A high sodium level (>145 mEq/L) is known as hypernatremia.  This is very rare.  Signs and symptoms are hypovolemia, fever, orthostatic hypotension, polyuria (increased urination) leading into oliguria (decreased urination), muscle weakness, nausea/vomiting/anorexia, dry sticky membranes, and altered mental status (restlessness, irritability).  The causes are diarrhea, diuretics, excessive sweating, ingestion of large amounts of sodium, hypertonic tube feeding without water, inadequate water ingestion, and salt water near-drowning.  To treat hypernatremia administer hypotonic IV fluid (D5W, 0.25% or 0.45% NS).  Place the patient on dietary sodium restrictions, increase water intake, monitor labs, and maintain a safe environment.  Critical levels are greater than 155 mEq/L and can cause seizures or coma.

Changes in sodium levels cause fluid shifts, just as fluid shifts can cause changes in sodium levels.  This is why it is so important to monitor intake and output so carefully with these conditions.
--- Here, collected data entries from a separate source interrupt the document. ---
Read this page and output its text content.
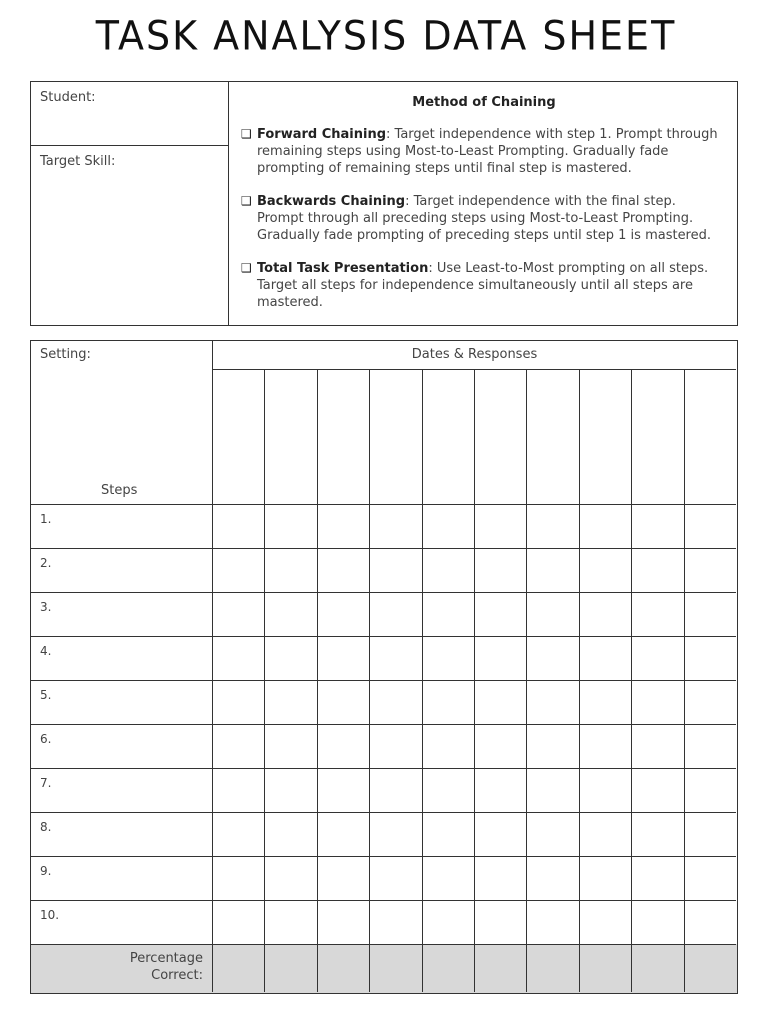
TASK ANALYSIS DATA SHEET
Student:
Target Skill:
Method of Chaining
❑ Forward Chaining: Target independence with step 1. Prompt through remaining steps using Most-to-Least Prompting. Gradually fade prompting of remaining steps until final step is mastered.
❑ Backwards Chaining: Target independence with the final step. Prompt through all preceding steps using Most-to-Least Prompting. Gradually fade prompting of preceding steps until step 1 is mastered.
❑ Total Task Presentation: Use Least-to-Most prompting on all steps. Target all steps for independence simultaneously until all steps are mastered.
Setting:	Dates & Responses
Steps
Percentage
Correct:
1.
2.
3.
4.
5.
6.
7.
8.
9.
10.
How about just one question today?

What are the critical levels related to imbalances in sodium?

 

References

McCarthy, M. (2011). Electrolyte imbalances [PowerPoint Slides].

White, B. (2009). Clients with fluid imbalances. In Black, J. M., & Hawks, J. H. (Eds). Medical-surgical nursing. Clinical management for positive outcomes, (Vol 1., 8th Ed), (pp. 127-150). St. Louis, MO: Elsevier Inc.